Earlier this month, the feds arrested Harold Thomas Martin III, another Booz employee assigned to the NSA. Remember that package of cyber exploits that hit the dark web a couple of months ago that was thought be be an NSA toolkit lost in the wild? Well, the feds are saying that was the work of Martin. Earlier this month they arrested Martin and charged him with theft of government property and unauthorized removal and retention of classified materials.
If that was all, it would be an interesting story, but not news worthy.
As the story unfolds, the feds are now saying that they have found 50,000,000,000,000 bytes of stolen data in his house and car; most of it out in the open (all though, I am not sure that makes much of a difference under the circumstances). If you are not sure how to read a number with that many zeros, it is 50,000 gigabytes or 50 terabytes.
The 50,000 gigabyte number, the court filings say, is a conservative number, so it is likely more.
If we were talking about Netflix standard definition movies to compare with, streaming 24 hours a day, 7 days a week, that much data represents watching Netflix, non-stop for almost 6 years. If the movies were HD, it only represents 2-3 years of 24×7 watching.
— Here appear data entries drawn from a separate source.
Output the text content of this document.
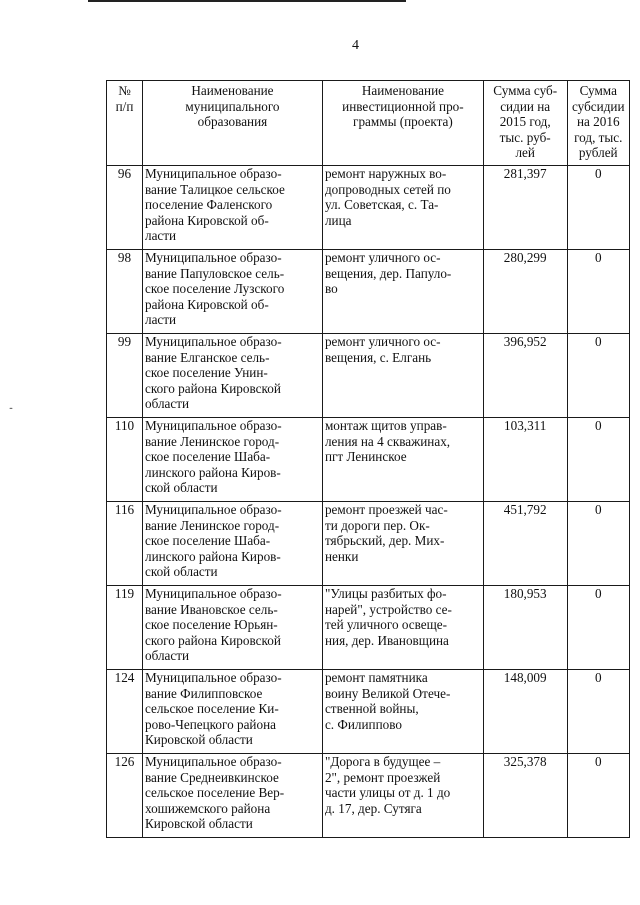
..
4
№
п/п	Наименование
муниципального
образования	Наименование
инвестиционной про-
граммы (проекта)	Сумма суб-
сидии на
2015 год,
тыс. руб-
лей	Сумма
субсидии
на 2016
год, тыс.
рублей

96	Муниципальное образо-
вание Талицкое сельское
поселение Фаленского
района Кировской об-
ласти	ремонт наружных во-
допроводных сетей по
ул. Советская, с. Та-
лица	281,397	0
98	Муниципальное образо-
вание Папуловское сель-
ское поселение Лузского
района Кировской об-
ласти	ремонт уличного ос-
вещения, дер. Папуло-
во	280,299	0
99	Муниципальное образо-
вание Елганское сель-
ское поселение Унин-
ского района Кировской
области	ремонт уличного ос-
вещения, с. Елгань	396,952	0
110	Муниципальное образо-
вание Ленинское город-
ское поселение Шаба-
линского района Киров-
ской области	монтаж щитов управ-
ления на 4 скважинах,
пгт Ленинское	103,311	0
116	Муниципальное образо-
вание Ленинское город-
ское поселение Шаба-
линского района Киров-
ской области	ремонт проезжей час-
ти дороги пер. Ок-
тябрьский, дер. Мих-
ненки	451,792	0
119	Муниципальное образо-
вание Ивановское сель-
ское поселение Юрьян-
ского района Кировской
области	"Улицы разбитых фо-
нарей", устройство се-
тей уличного освеще-
ния, дер. Ивановщина	180,953	0
124	Муниципальное образо-
вание Филипповское
сельское поселение Ки-
рово-Чепецкого района
Кировской области	ремонт памятника
воину Великой Отече-
ственной войны,
с. Филиппово	148,009	0
126	Муниципальное образо-
вание Среднеивкинское
сельское поселение Вер-
хошижемского района
Кировской области	"Дорога в будущее –
2", ремонт проезжей
части улицы от д. 1 до
д. 17, дер. Сутяга	325,378	0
Martin, who lives in Glen Burnie, MD, near NSA HQ, has apparently been taking this data since 1996. That makes it one of the longest running undetected cases of espionage ever.
Unlike Snowden however, it appears, so far, that he didn’t have a goal to release this data or sell it to the Ruskies, but rather, he was hoarding it. AT LEAST, THAT IS WHAT THEY ARE SAYING NOW.
For the NSA, this is another huge black eye.
For Booz, Allen, Hamilton, it (hopefully) makes government customers leery of their ability to protect classified customer information. First Snowden and now Martin.
For average citizens, it should make them skeptical of the government’s claims that information that is shared with them can realistically be protected. Certainly it should call into question the government’s ability – or for that matter anyone’s ability – to keep millions of encryption keys secret.
This is the downside of the digital world. If he had to carry those 50,000 gigabytes of data out in paper, it would represent 25 billion pages of text – definitely harder to steal and even harder to store.
It also points to the insider threat problem at most companies – who are likely not as secure as the NSA.
This is likely not the end of this story. All I can say is holy cow!
Information for this post came from The Washington Post and USA Today.